Hi @AlexanderSaydakov, the reason is that the Python sketches are being computed and uploaded to Postgres over a REST API. As part of API best practices, we are attempting to validate the data that clients are sending. I was expecting Postgres to validate data formats on INSERT, similar to other types like integer/float/varchar, which return an error if you attempt to insert invalid data for those formats. Is there no such validation for the kll_sketch types in this extension?

AlexanderSaydakov commented 6 months ago

There is no validation. Sketches are binary blobs (bytea type). In and out functions handle Base64 decoding and encoding. Perhaps you could set up a trigger before insert to check? What type of checking would you do?
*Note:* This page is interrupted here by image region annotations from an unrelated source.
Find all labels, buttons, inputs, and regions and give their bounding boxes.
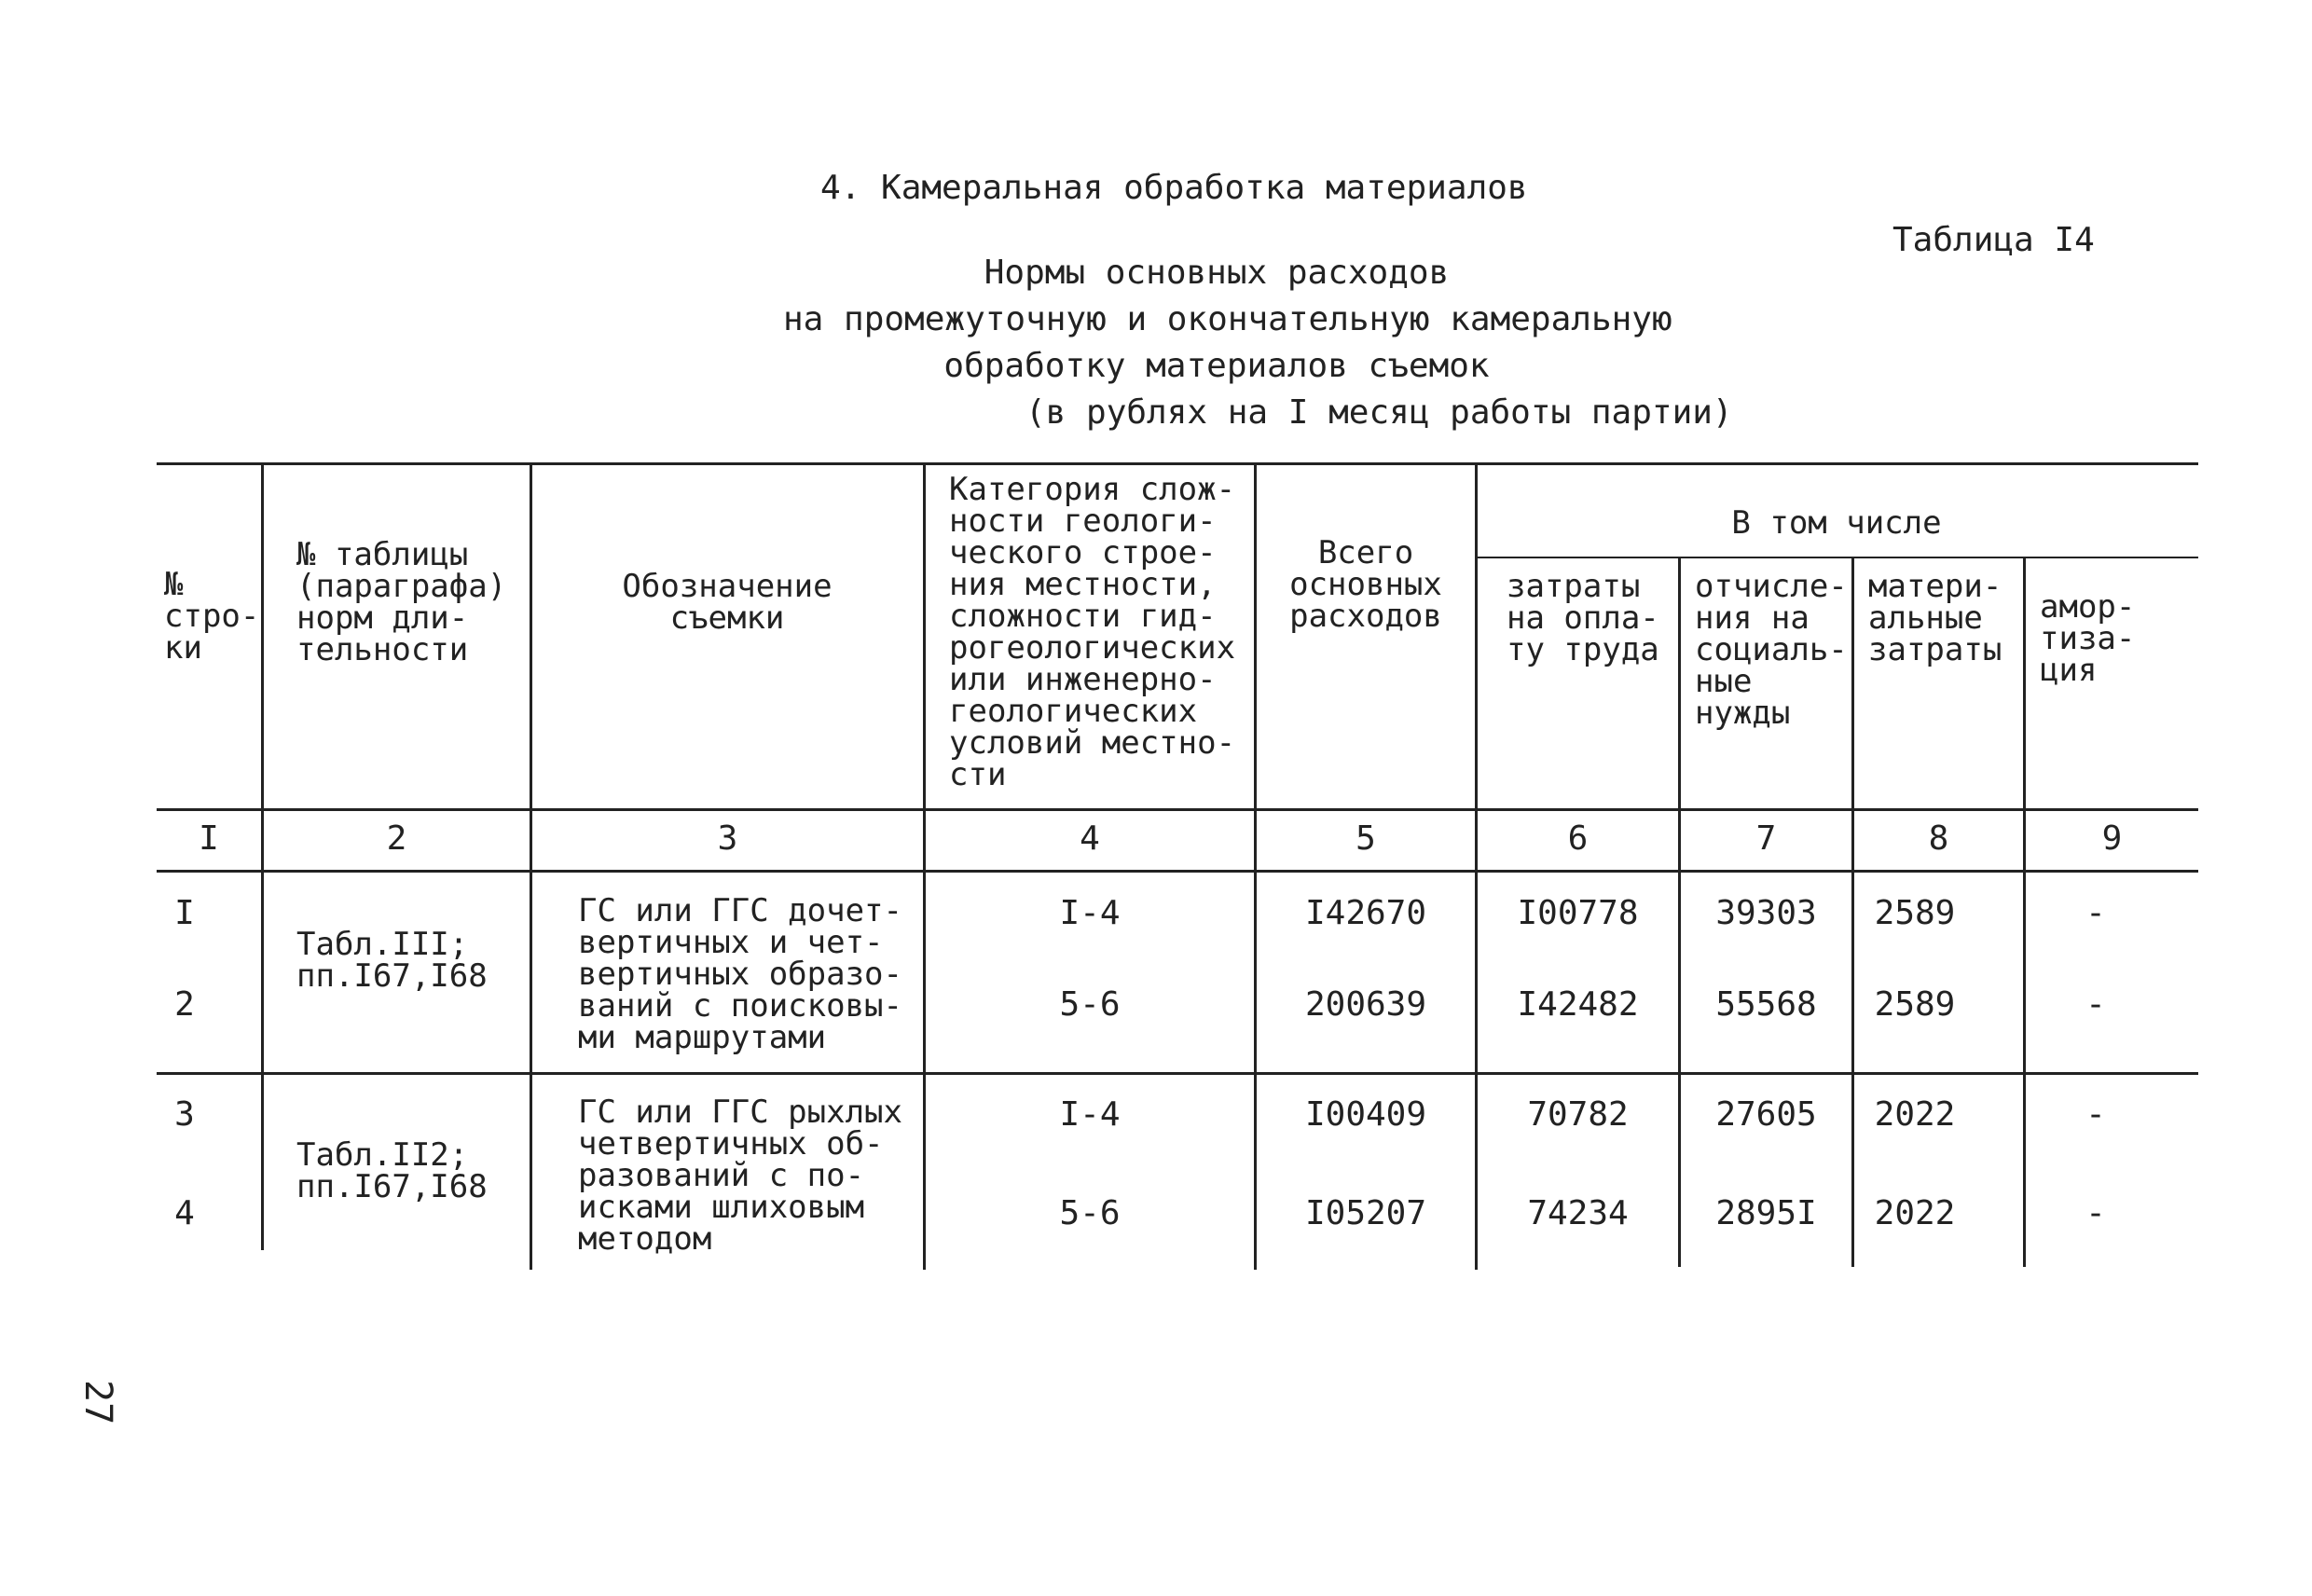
row-number: 3 xyxy=(174,1095,195,1134)
header-social: отчисле- ния на социаль- ные нужды xyxy=(1695,568,1848,732)
header-row-number: № стро- ки xyxy=(164,566,260,667)
row-number: 2 xyxy=(174,985,195,1024)
survey-description: ГС или ГГС рыхлых четвертичных об- разований с по- исками шлиховым методом xyxy=(578,1094,902,1258)
cell-amortization: - xyxy=(2085,985,2106,1024)
title-line-2: на промежуточную и окончательную камеральную xyxy=(783,300,1672,338)
cell-materials: 2589 xyxy=(1874,894,1956,932)
header-group: В том числе xyxy=(1731,504,1942,542)
column-number: 6 xyxy=(1567,819,1589,858)
table-title xyxy=(783,250,1733,436)
cell-amortization: - xyxy=(2085,894,2106,932)
cell-category: I-4 xyxy=(1059,1095,1121,1134)
column-number: 5 xyxy=(1356,819,1376,858)
column-number: 2 xyxy=(386,819,407,858)
column-number: 7 xyxy=(1755,819,1777,858)
norm-ref: Табл.II2; пп.I67,I68 xyxy=(296,1136,488,1205)
page-number: 27 xyxy=(76,1380,119,1425)
section-heading: 4. Камеральная обработка материалов xyxy=(820,169,1528,207)
survey-description: ГС или ГГС дочет- вертичных и чет- вертичных образо- ваний с поисковы- ми маршрутами xyxy=(578,892,902,1056)
title-line-4: (в рублях на I месяц работы партии) xyxy=(1025,393,1733,432)
title-line-3: обработку материалов съемок xyxy=(943,347,1490,385)
cell-labor: 74234 xyxy=(1527,1194,1629,1232)
cell-materials: 2589 xyxy=(1874,985,1956,1024)
cell-materials: 2022 xyxy=(1874,1095,1956,1134)
cell-social: 27605 xyxy=(1715,1095,1817,1134)
cell-total: 200639 xyxy=(1304,985,1427,1024)
column-number: 8 xyxy=(1928,819,1949,858)
cell-total: I00409 xyxy=(1304,1095,1427,1134)
rule-top xyxy=(157,462,2198,465)
norm-ref: Табл.III; пп.I67,I68 xyxy=(296,926,488,995)
cell-social: 2895I xyxy=(1715,1194,1817,1232)
column-number: 4 xyxy=(1080,819,1100,858)
header-norm-ref: № таблицы (параграфа) норм дли- тельности xyxy=(296,536,507,668)
column-number: 9 xyxy=(2101,819,2123,858)
col-divider-4 xyxy=(1254,462,1257,1270)
col-divider-3 xyxy=(923,462,926,1270)
table-label: Таблица I4 xyxy=(1892,221,2095,259)
header-materials: матери- альные затраты xyxy=(1868,568,2002,668)
cell-amortization: - xyxy=(2085,1095,2106,1134)
cell-category: 5-6 xyxy=(1059,985,1121,1024)
cell-social: 55568 xyxy=(1715,985,1817,1024)
cell-social: 39303 xyxy=(1715,894,1817,932)
cell-total: I05207 xyxy=(1304,1194,1427,1232)
cell-category: 5-6 xyxy=(1059,1194,1121,1232)
rule-group1-bottom xyxy=(157,1072,2198,1075)
col-divider-5 xyxy=(1475,462,1478,1270)
header-category: Категория слож- ности геологи- ческого строе- ния местности, сложности гид- рогеологических или инженерно- геологических условий местно- сти xyxy=(949,471,1236,793)
row-number: I xyxy=(174,894,195,932)
title-line-1: Нормы основных расходов xyxy=(984,254,1450,292)
column-number: 3 xyxy=(717,819,738,858)
header-labor: затраты на опла- ту труда xyxy=(1507,568,1659,668)
header-survey: Обозначение съемки xyxy=(622,568,833,637)
cell-category: I-4 xyxy=(1059,894,1121,932)
header-amortization: амор- тиза- ция xyxy=(2040,588,2136,689)
header-total: Всего основных расходов xyxy=(1289,534,1442,635)
row-number: 4 xyxy=(174,1194,195,1232)
rule-group xyxy=(1478,557,2198,558)
cell-total: I42670 xyxy=(1304,894,1427,932)
cell-labor: 70782 xyxy=(1527,1095,1629,1134)
cell-materials: 2022 xyxy=(1874,1194,1956,1232)
col-divider-2 xyxy=(530,462,532,1270)
rule-numbers-bottom xyxy=(157,870,2198,873)
cell-labor: I00778 xyxy=(1517,894,1639,932)
cell-labor: I42482 xyxy=(1517,985,1639,1024)
column-number: I xyxy=(199,819,219,858)
rule-header-bottom xyxy=(157,808,2198,811)
cell-amortization: - xyxy=(2085,1194,2106,1232)
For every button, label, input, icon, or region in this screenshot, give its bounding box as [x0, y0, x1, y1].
Do you have a malicious intent in mind or corruption in transit? The trigger could do some basic check that the binary can be deserialized (say, call get_n() function). However, there is no checksum or anything like that. If corruption is possible, it can lead to incorrect results. We assumed that checking integrity of transport in outside of the scope of the library.

mcgrawia commented 6 months ago

Thanks @AlexanderSaydakov for the tips. We are not worried about corruption in transit, but potentially users uploading incorrect sketch representations to the API. We have client side functionality for computing the sketch, but users may try to upload their own, so we want to prevent users from accidentally uploading incorrect string representations of a sketch that could lead to breaking queries. Since users have direct access to the API, we need to validate any data they send. We can't be sure our SDK produced the sketch string representation, or that it is a valid representation. For now, we're parsing the sketch in our application before inserting into the database, but I think the trigger could work as well.